Other nominees on the shortlist include Supergrass frontman Gaz Coombes’ solo LP Matador, Slaves’ Are You Satisfied, Zimbabwe-born singer Eska’s self-titled album, Ghostpoet’s Shedding Skin, Irish singer-songwriter Soak’s Before We Forgot How to Dream and garage rockers Wolf Alice’s My Love Is Cool. The Mercury Prize was established in 1992; recent winners include James Blake’s Overgrown, Alt-J’s An Awesome Wave and P.J. Harvey’s Let England Shake.
Florence + The Machine’s third album, How Big, How Blue, How lovely, was the sixth album announced.
Irish singer-songwriter and former Moloko star Roisin Murphy released her long-awaited third album back in May. This is the second time Florence has been nominated for a Mercury Prize – their debut album Lungs received a nomination in 2009.
The prize will be handed out during a ceremony in London on 20 November (15).
Last year’s Mercury Prize saw the likes of Royal Blood, FKA twigs and Young Fathers battle it out for the crown, with Young Fathers ending up victorious.
Only two bands make the shortlist – Slaves and Wolf Alice, who represent two opposing approaches to rock. “It was extremely stressful to win, the tension in the room – and I got to hide behind the others when they did the speech”.

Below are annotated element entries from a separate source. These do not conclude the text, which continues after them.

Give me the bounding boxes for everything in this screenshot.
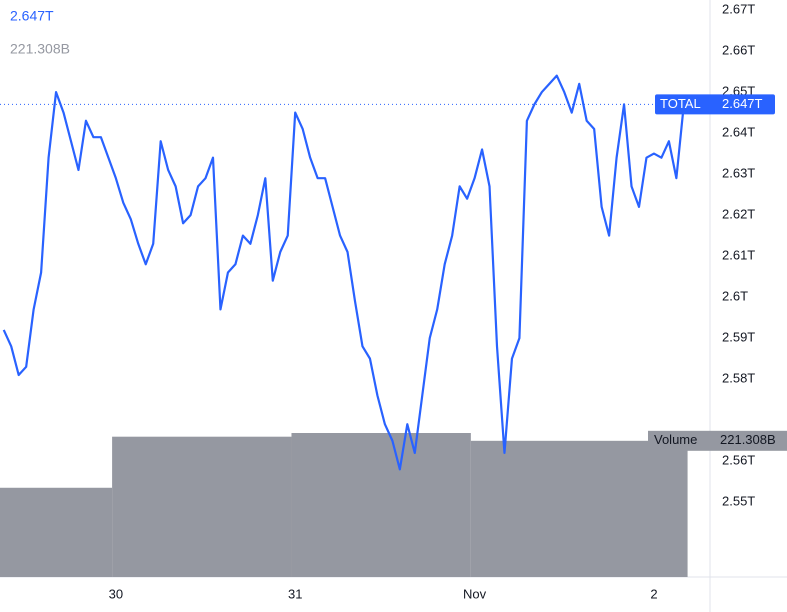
price-label-box [655,94,775,115]
y-tick-label: 2.66T [722,42,755,57]
y-tick-label: 2.56T [722,453,755,468]
y-tick-label: 2.63T [722,166,755,181]
x-tick-label: 31 [288,586,302,601]
label-layer: 2.67T2.66T2.65T2.64T2.63T2.62T2.61T2.6T2… [109,1,787,601]
price-label-value: 2.647T [722,96,763,111]
volume-label-name: Volume [654,432,697,447]
y-tick-label: 2.6T [722,289,748,304]
y-tick-label: 2.59T [722,330,755,345]
x-tick-label: Nov [463,586,487,601]
y-tick-label: 2.64T [722,125,755,140]
x-tick-label: 2 [650,586,657,601]
y-tick-label: 2.62T [722,207,755,222]
y-tick-label: 2.61T [722,248,755,263]
price-label-name: TOTAL [660,96,701,111]
x-tick-label: 30 [109,586,123,601]
volume-layer [0,433,688,577]
y-tick-label: 2.55T [722,494,755,509]
line-layer [0,74,710,471]
legend-price: 2.647T [10,8,54,24]
volume-bar [0,487,113,577]
price-line [2,74,685,471]
volume-bar [291,433,471,577]
legend-volume: 221.308B [10,41,70,57]
y-tick-label: 2.58T [722,371,755,386]
volume-bar [112,436,292,577]
y-tick-label: 2.67T [722,1,755,16]
volume-bar [470,440,688,577]
volume-label-box [648,430,787,451]
volume-label-value: 221.308B [720,432,776,447]
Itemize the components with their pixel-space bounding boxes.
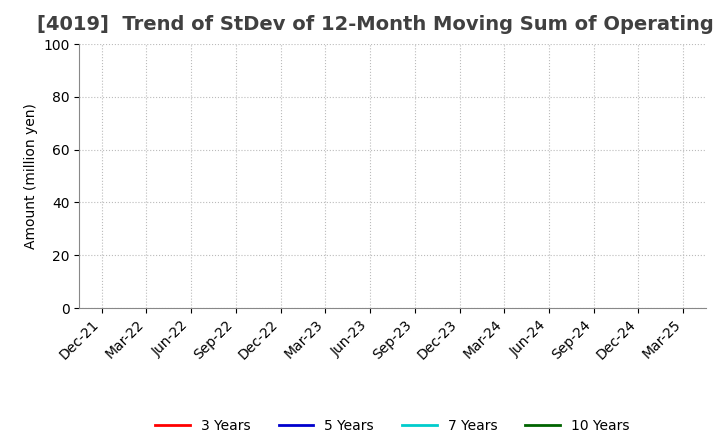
Y-axis label: Amount (million yen): Amount (million yen) [24, 103, 37, 249]
Title: [4019]  Trend of StDev of 12-Month Moving Sum of Operating CF: [4019] Trend of StDev of 12-Month Moving… [37, 15, 720, 34]
Legend: 3 Years, 5 Years, 7 Years, 10 Years: 3 Years, 5 Years, 7 Years, 10 Years [150, 413, 635, 438]
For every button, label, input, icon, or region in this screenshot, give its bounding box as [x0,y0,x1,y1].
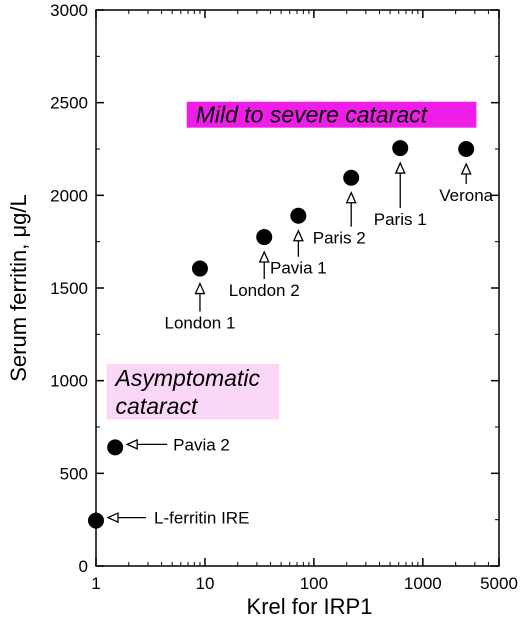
y-tick-label-6: 3000 [50,1,88,20]
y-axis-title-unit: μg/L [6,194,31,237]
band-1 [106,363,280,420]
y-axis-title-text: Serum ferritin, [6,238,31,382]
y-axis-title: Serum ferritin, μg/L [6,194,31,382]
x-axis-title: Krel for IRP1 [247,594,373,619]
point-label-2: London 1 [165,314,236,333]
point-0 [88,512,104,529]
arrow-7-head [460,162,472,175]
arrow-3-head [258,250,270,263]
point-6 [392,140,409,157]
point-label-3: London 2 [229,281,300,300]
y-tick-label-1: 500 [60,464,88,483]
point-5 [343,169,360,186]
x-tick-label-3: 1000 [404,574,442,593]
point-label-6: Paris 1 [374,210,427,229]
point-label-1: Pavia 2 [173,435,230,454]
arrow-4-head [292,229,304,242]
x-tick-label-4: 5000 [480,574,518,593]
band-1-label-0: Asymptomatic [114,365,261,391]
band-1-label-1: cataract [116,393,199,419]
arrow-5-head [345,191,357,204]
point-label-7: Verona [439,186,493,205]
point-4 [290,207,307,224]
x-tick-label-1: 10 [195,574,214,593]
point-1 [107,439,124,456]
arrow-1-head [125,438,138,450]
y-tick-label-5: 2500 [50,94,88,113]
x-tick-label-0: 1 [91,574,100,593]
point-7 [458,141,475,157]
point-label-4: Pavia 1 [270,259,327,278]
point-2 [191,260,208,277]
point-annotations: L-ferritin IRE Pavia 2 London 1 London 2 Pav… [106,161,494,528]
point-label-5: Paris 2 [313,229,366,248]
data-points [88,140,475,529]
band-0 [186,101,477,128]
point-3 [256,229,273,246]
axes: 0 500 1000 1500 2000 2500 3000 1 10 100 1000 5000 [50,1,518,593]
y-tick-label-3: 1500 [50,279,88,298]
y-tick-label-0: 0 [79,557,88,576]
y-tick-label-2: 1000 [50,372,88,391]
annotation-bands: Mild to severe cataract Asymptomaticcatar… [106,101,477,420]
band-0-label-0: Mild to severe cataract [196,102,429,128]
arrow-2-head [194,281,206,295]
y-tick-label-4: 2000 [50,186,88,205]
point-label-0: L-ferritin IRE [154,509,249,528]
x-tick-label-2: 100 [300,574,328,593]
arrow-6-head [394,161,406,174]
arrow-0-head [106,512,119,524]
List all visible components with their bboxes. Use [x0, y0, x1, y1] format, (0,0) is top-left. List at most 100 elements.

British singer-songwriter and multi-instrumentalist Eska spent five years writing and recording her debut album of folk-soul-jazz. “It’s just insane – I did not see that coming!”
Matador is the second solo album from Coombes, recorded at his home studio and Courtyard Studios in Oxfordshire.
He said: “It’s insane”. “I’m sure I’ll go out later on”. We didn’t think we’d be in the Mercury Awards.it’s what any musicians want to accomplish with their music, because it’s about nothing else but that. The album secured a top 10 chart position in the United Kingdom when it was released in September 2014, thirteen years after Aphex Twin’s first album was recorded.
However, according to The Independent, the albums left off the shortlist are even more surprising: Blur’s reunion album The Magic Whip did not make the Mercury cut, nor did Laura Marling’s Short Movie, which ends a streak of three straight Mercury-nominated albums for the singer.
Simon Frith, chair of judges, added: “This year’s Mercury Prize shortlist includes seven debut albums and it celebrates artists from every stage of their careers”. These musicians come from a fascinating variety of musical places, cultures and histories.